Ervin explained that after moving to a predominantly white Pennsylvania suburb from New York following the loss of her stepdad to gun violence, she began experiencing a lot of “microaggressions” at the hands of her peers.
“Backhanded compliments, like, ‘You’re pretty for a Black girl,'” she described. “I knew it felt wrong, like, this is a compliment, but it feels kind of off. But I didn’t really have the language or the knowledge to be like, ‘Hey, this is wrong.'”
Amid her struggles with social injustice, Ervin enrolled at Washington & Jefferson College, about 30 miles south of Pittsburgh, where a racially motivated incident — in which her senior government president posted a culturally inappropriate Snapchat — prompted her to speak out.
Ervin was spurred to write about the Snapchat incident in a 2017 Public Source article after she found herself questioning how the school could “push” for students to “feel at home” on a campus where “a good portion of students feel uncomfortable and unwelcome and othered.”
The activist wrote at the time that “these types of situations” were so frequent on her predominantly white campus that she initially “felt nothing” upon receiving the Snapchat.
Her article ended up going viral and being read across campus — and her words apparently resonated with others.
“I had a lot of Black alumni from my school reach out and was like, ‘Keep fighting,'” Ervin recalled. “I had trans people connect with me, which was wild to me because I never thought I could reach a different community in that way. Once I saw the amount of people that actually read it, that actually talked about it, I realized that my voice can bring awareness to issues that I care about.”
Ervin was involved with Cafe Open Mic at the time as a social media manager.
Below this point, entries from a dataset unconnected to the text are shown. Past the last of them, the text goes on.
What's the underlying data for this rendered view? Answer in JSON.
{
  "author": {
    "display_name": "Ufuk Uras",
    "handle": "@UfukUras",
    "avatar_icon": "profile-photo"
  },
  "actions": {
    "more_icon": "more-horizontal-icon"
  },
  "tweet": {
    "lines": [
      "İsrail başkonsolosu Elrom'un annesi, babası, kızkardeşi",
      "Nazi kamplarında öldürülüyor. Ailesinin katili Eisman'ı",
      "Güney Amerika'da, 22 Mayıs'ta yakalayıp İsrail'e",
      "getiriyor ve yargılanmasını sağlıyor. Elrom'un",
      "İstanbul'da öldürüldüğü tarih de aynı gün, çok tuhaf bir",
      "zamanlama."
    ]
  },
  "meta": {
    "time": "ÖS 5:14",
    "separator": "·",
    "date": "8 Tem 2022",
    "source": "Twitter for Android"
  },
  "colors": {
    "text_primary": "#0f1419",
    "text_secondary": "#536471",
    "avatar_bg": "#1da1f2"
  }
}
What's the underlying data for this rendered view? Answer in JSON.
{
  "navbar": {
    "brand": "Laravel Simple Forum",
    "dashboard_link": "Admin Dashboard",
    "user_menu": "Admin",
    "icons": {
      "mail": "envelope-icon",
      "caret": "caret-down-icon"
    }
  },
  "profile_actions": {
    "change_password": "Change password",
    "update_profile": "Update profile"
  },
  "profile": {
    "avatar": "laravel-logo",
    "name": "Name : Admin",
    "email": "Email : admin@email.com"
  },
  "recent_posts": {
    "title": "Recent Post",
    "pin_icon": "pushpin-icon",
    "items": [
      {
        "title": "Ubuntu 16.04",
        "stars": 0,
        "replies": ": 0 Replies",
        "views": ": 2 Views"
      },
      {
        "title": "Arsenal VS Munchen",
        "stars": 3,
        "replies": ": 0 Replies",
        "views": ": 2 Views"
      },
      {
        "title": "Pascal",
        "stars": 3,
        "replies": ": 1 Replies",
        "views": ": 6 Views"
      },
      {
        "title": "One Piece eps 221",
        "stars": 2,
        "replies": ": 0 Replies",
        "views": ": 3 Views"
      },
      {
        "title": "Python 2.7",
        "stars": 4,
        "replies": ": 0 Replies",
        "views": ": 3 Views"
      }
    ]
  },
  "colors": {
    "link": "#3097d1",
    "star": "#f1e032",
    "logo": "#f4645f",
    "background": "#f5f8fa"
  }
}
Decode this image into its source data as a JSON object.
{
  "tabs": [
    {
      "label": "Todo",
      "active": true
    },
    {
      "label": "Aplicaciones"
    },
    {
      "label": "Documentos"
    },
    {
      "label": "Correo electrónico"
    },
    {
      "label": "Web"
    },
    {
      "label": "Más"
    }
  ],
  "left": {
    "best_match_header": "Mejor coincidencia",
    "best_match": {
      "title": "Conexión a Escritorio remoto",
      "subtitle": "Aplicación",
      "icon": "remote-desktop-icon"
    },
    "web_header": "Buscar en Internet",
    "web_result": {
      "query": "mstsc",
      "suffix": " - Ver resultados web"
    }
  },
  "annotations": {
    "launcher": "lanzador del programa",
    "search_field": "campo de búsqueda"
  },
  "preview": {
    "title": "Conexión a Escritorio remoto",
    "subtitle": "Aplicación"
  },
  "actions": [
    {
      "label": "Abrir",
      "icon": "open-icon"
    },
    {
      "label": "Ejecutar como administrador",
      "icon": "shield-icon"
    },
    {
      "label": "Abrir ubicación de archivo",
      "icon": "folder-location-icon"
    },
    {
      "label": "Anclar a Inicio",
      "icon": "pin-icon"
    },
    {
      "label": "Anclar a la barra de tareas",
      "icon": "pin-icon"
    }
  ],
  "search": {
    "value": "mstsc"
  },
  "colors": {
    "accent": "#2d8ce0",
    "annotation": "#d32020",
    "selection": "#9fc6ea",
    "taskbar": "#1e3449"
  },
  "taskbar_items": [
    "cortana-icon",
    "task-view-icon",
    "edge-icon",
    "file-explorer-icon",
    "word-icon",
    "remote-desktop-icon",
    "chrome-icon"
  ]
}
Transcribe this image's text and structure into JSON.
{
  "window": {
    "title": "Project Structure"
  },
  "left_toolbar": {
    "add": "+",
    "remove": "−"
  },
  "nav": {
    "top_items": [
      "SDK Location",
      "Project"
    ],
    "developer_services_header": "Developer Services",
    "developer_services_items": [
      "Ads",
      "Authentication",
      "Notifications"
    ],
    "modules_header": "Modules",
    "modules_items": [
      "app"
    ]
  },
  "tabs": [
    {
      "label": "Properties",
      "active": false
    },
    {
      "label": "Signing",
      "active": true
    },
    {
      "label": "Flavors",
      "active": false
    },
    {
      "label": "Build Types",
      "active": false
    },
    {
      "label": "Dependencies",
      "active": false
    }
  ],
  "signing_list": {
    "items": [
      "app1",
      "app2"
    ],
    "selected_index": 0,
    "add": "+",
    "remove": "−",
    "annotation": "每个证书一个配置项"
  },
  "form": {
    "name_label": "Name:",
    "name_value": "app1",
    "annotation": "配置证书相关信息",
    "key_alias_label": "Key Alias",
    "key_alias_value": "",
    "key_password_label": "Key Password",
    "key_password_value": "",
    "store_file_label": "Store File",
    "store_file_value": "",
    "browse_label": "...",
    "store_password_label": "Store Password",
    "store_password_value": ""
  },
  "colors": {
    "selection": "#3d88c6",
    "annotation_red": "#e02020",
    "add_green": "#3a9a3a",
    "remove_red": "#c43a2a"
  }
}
The welcoming and “open-arms” group for creatives helped push her out of her comfort zone to write her successful article.
“I wouldn’t have been able to go semi-viral if I didn’t have people in my corner pushing me to write that article,” she recalled.
Ervin ultimately says through her words, her writings and her podcast — where she shares personal experiences and discusses issues like body shaming, LGBTQ+ rights and gun violence — she hopes to pay it forward and inspire other young creatives to challenge the status quo.
“It doesn’t have to be speaking out all the time,” she said. “It can be simple actions. I want to see people empowered to fight for issues that they believe in.”
“Every generation’s youth fought to make change. I don’t want to take that away from other generations,” she continued. “The difference with Gen Z is that it’s not about bringing a seat up to the table — it’s about flipping the damn table. If structures aren’t working for us, we’re not going to do it. We’re going to find something else, where everybody can properly have a seat.”